There were no mixed data types in the orders csv file. When I imported the file, i explicitly changed two columns to strings, but before making that adjustment to my import, pandas was evluating them as an int64, which means to me they are all digits, at least. With that information, I know that by specifying dtypes, I did mask any potential mixed data types. Also, in the event that I know a column has a mixed data type before importing, one way to fix it is indicating that as an argument when reading the file.

### Step 5

5. Run a check for missing values in your df_ords dataframe.
    * In a markdown cell, report your findings and propose an explanation for any missing values you find.

In [15]:
# List a count of null values in each column
df_ords.isnull().sum()

order_id                       0
user_id                        0
order_number                   0
orders_day_of_week             0
order_hour_of_day              0
days_since_prior_order    206209
dtype: int64

'days_since_prior_order' Column has 206,209 missing values. Those missing values can represent the number of new customers. When examining numerical column analysis of the orders csv file before converting user_id to 'str', the max value in that field was 206,209 as well. It makes sense that the first order a customer made would have an empty value in this column.

### Step 6

6. Address the missing values using an appropriate method.
    * In a markdown cell, explain why you used your method of choice.

In [16]:
# Create new column and assign values based on null status of specified column
df_ords.assign(new_customer=lambda x: x.days_since_prior_order.isnull())

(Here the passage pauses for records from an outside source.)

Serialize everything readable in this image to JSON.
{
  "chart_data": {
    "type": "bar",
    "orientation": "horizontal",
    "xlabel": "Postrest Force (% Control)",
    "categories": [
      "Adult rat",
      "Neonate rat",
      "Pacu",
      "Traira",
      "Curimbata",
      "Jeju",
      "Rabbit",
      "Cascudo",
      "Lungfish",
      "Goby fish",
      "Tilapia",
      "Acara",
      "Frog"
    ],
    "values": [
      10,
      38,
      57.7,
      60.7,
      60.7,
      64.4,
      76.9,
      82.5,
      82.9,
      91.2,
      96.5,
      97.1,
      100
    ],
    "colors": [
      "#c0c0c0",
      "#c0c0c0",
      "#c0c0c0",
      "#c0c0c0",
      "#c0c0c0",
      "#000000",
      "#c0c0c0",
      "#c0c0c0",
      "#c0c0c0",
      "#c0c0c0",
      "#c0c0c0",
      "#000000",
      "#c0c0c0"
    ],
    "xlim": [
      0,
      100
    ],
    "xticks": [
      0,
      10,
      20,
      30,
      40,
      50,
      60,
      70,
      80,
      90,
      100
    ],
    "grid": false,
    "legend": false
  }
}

Unnamed: 0,order_id,user_id,order_number,orders_day_of_week,order_hour_of_day,days_since_prior_order,new_customer
0,2539329,1,1,2,8,,True
1,2398795,1,2,3,7,15.0,False
2,473747,1,3,3,12,21.0,False
3,2254736,1,4,4,7,29.0,False
4,431534,1,5,4,15,28.0,False
...,...,...,...,...,...,...,...
3421078,2266710,206209,10,5,18,29.0,False
3421079,1854736,206209,11,4,10,30.0,False
3421080,626363,206209,12,1,12,18.0,False
3421081,2977660,206209,13,1,12,7.0,False


I elected to create a new variable that acts like a flag, based on the missing value. The new column would be called 'new_customer' and any record that had a missing value would be labeled TRUE if missing. All other non-missing values will be FALSE.

I used this method because it was the clearest indicator of what that value meant and it explains the reason for the missing value.

### Steps 7 & 8

7. Run a check for duplicate values in your df_ords data.
    * In a markdown cell, report your findings and propose an explanation for any duplicate values you find.

In [17]:
df_ords_dups = df_ords[df_ords.duplicated()]
df_ords_dups


Unnamed: 0,order_id,user_id,order_number,orders_day_of_week,order_hour_of_day,days_since_prior_order


No duplicates were found in the orders dataframe

### Step 9

9. Export your final, cleaned df_prods and df_ords data as “.csv” files in your “Prepared Data” folder and give them appropriate, succinct names.


In [18]:
# export checked data to new orders csv file in Prepared Data Folder
df_ords.to_csv(os.path.join(path, '02 Data','Prepared Data', 'orders_checked.csv'))

# export checked data to new products csv file in Prepared Data Folder
df_prods_clean_no_dups.to_csv(os.path.join(path, '02 Data','Prepared Data', 'products_checked.csv'))